Un silencio reverente y tenso siguió a la amenaza.

—¿Y los métodos de él? —señalaron a Jinete.

—Él es un anarquista más. Ése es su método. Los faístas y los cenetistas lo admiran. Creen que ha estado exiliado porque está en busca y captura. Confían en él.

—¿Es uno de ellos… —el guardia civil se volvió hacia Miguel Jinete, invitándolo a intervenir— y quiere acabar con ellos?

—Nací pobre —dijo Miguel con humildad—, soy pobre, vivo entre pobres… y quiero acabar con la pobreza. ¿Le extraña? Y conozco a burgueses que nacieron burgueses, y son burgueses y luchan al lado de los anarquistas para acabar con la burguesía. Nací entre anarquistas y precisamente por eso, porque los conozco, quiero acabar con los anarquistas. Así son las cosas.

—¿Y no se siente un poco traidor?

—No. Yo nunca me traiciono.

—¿No? Para que confíen en usted, tendrá que permitir que algunos actúen con libertad.

—Ésa es la relación que se tiene con los confidentes. Es el riesgo que entraña.

—El grupo de acción «Progreso Hoy», por ejemplo —soltó el teniente coronel barbudo, mirando al suelo—. Con ésos no se ha metido nunca.

Siguió un silencio que Miguel Jinete prolongó a propósito, como si le fastidiara que hubieran tocado aquel tema y la indignación le impidiese hablar.

—«Progreso Hoy» es mi fuente más fiable de información, el núcleo desde donde puedo llegar a todas partes. Son peligrosos, pero los tengo controlados.

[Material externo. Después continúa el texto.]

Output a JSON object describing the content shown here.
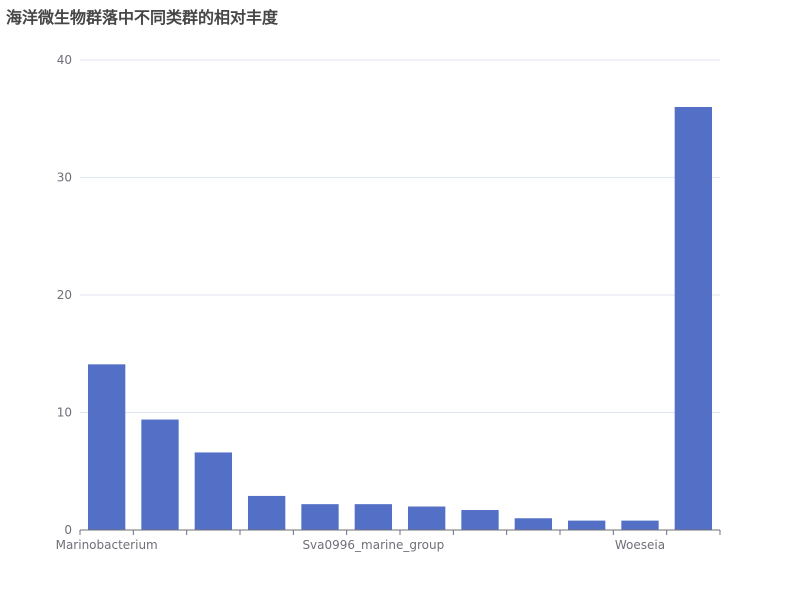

El jefe superior de policía marcó una pausa soplando una nube de humo con solemnidad preparatoria de discurso lapidario. Habló con voz grave sin mirar a nadie en particular.

—Señor Jinete: celebro que fuera usted tan útil en tiempos de Martínez Anido y Arlegui, pero ahora son otros tiempos. Funcionamos de manera diferente. En el cuerpo que yo dirijo, los policías son policías y los delincuentes son delincuentes. Y no nos fiamos de quienes tienen un pie aquí y el otro allí.

—Perdone —intervino Badía—, pero lo único que ha hecho la República por la policía es subir los sueldos y crear los modernos guardias de asalto. Y el sueldo continúa siendo insuficiente, como ya hemos dejado claro antes. Policías mal pagados son sobornables. Y los guardias de asalto han cargado tanto contra los ciudadanos de a pie que ya los llaman los castigantes y todo el mundo los odia.

»Desengáñese. No es fácil cambiar a la policía. Ni siquiera desmilitarizándola. A los militares, con su obediencia ciega, basta con cambiarles los mandos. Un buen policía, en cambio, es él y sus confidentes, sus contactos, sus redes y sus conocimientos de la ciudad. Si prescinde de ese hombre, prescindirá de todo eso y el que le sustituya tendrá que empezar de cero. No es tan fácil.

—Pues hay que cambiar —insistió el jefe—. Porque si, para combatir a los anarquistas, usted tiene que ser anarquista, nunca terminaremos del todo con los anarquistas, por la cuenta que le trae a usted. Me parece que me explico, ¿verdad?

Miguel Jinete asintió y el jefe de Madrid, siempre sin mirarlo, emitió su veredicto:

—Contaremos con usted, Jinete. Recuperará el cargo de inspector de primera clase del cuerpo de Vigilancia en la Brigada de Investigación Social. Su misión consistirá específicamente en minar la causa anarquista teniéndonos informados de su despliegue, de sus intenciones, puntos de reunión, estrategias y autorías de delitos. Y se le permitirá continuar con sus métodos, manteniéndose infiltrado entre ellos. Pero deberá estar localizable cada día, continuamente, y rendirá cuentas de sus actos al final de cada jornada.

Miguel Jinete miró a Miquel Badía y alguien que lo conociera muy bien habría sabido ver en sus pupilas un destello de gratitud.